We need to adjust the resource configuration of the node-problem-detector, and the operation steps are as follows:

1. Get the DaemonSet’s name


kubectl get ds -n kube-system |grep node-problem-detector
node-problem-detector            1         1         1       1            1           <none>          236d

Find the name of DaemonSet, usually it’s called node-problem-detector, or ack-node-problem-detector-daemonset.

2. Edit DaemonSet resource and modify resources configuration

Modify the resource configuration using the edit command. After executing the command below, you will enter into vim mode


kubectl edit ds node-problem-detector -n kube-system

Change the content corresponding to resource to 100m and 100Mi. Save and exit, and the pod corresponding to node-problem-detector will restart automatically.


resources:
  limits:
    cpu: 100m
    memory: 100Mi
  requests:
    cpu: 100m
    memory: 100Mi

3. Verify that the pod is running normally


kubectl get pod -n kube-system |grep node-problem-detector

Make sure the pod is running normally

Frequently Asked Questions:

1. Will the modification affect our application service?
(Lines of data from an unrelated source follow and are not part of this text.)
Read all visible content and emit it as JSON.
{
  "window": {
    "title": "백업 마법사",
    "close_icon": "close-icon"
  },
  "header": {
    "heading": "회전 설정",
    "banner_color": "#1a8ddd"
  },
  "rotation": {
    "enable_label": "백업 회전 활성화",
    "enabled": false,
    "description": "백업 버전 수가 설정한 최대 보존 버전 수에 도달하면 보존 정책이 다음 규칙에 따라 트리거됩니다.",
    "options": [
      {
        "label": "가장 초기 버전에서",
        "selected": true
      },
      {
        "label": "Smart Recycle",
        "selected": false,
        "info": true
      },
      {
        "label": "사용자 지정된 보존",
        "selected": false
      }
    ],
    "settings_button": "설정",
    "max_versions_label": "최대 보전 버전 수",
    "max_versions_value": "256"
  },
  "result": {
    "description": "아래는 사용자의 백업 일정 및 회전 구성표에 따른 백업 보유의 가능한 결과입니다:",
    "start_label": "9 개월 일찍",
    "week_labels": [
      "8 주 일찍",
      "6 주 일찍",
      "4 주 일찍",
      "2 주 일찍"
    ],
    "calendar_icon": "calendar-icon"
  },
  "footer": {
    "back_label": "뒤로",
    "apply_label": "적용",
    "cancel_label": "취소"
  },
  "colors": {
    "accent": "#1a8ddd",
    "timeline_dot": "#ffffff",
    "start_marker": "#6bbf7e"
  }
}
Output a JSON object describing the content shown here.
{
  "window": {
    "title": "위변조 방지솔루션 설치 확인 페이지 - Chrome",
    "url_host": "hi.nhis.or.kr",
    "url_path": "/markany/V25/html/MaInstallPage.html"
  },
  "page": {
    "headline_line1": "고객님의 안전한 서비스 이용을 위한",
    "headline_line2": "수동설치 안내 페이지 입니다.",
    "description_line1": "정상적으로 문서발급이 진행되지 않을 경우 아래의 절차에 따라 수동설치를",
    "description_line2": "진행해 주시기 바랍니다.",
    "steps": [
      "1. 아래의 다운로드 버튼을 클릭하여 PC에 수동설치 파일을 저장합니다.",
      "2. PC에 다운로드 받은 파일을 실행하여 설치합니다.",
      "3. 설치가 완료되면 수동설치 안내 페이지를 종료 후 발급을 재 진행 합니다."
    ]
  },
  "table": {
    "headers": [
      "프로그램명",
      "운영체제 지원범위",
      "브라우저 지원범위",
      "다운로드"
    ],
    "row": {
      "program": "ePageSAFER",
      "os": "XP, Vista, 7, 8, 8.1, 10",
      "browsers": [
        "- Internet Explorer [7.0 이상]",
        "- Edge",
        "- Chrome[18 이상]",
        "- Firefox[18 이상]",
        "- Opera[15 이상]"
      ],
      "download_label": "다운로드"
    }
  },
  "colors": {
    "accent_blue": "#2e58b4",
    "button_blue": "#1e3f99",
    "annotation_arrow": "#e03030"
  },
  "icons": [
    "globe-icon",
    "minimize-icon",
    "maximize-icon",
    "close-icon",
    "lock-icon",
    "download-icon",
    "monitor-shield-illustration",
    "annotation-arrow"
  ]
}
No, the role of node-problem-detector is to check whether there are anomalies in the node nodes. Modifying node-problem-detector will not affect the application service

2. Which clusters need to be modified?

If the cluster was created before March 12, 2022, and the Node-Problem-Detector node monitoring plugin is activated in Application Center -> NPD Node Monitoring of the cluster, this issue may occur.

We have modified this issue in recent releases, and it will not occur in newly created clusters in the future.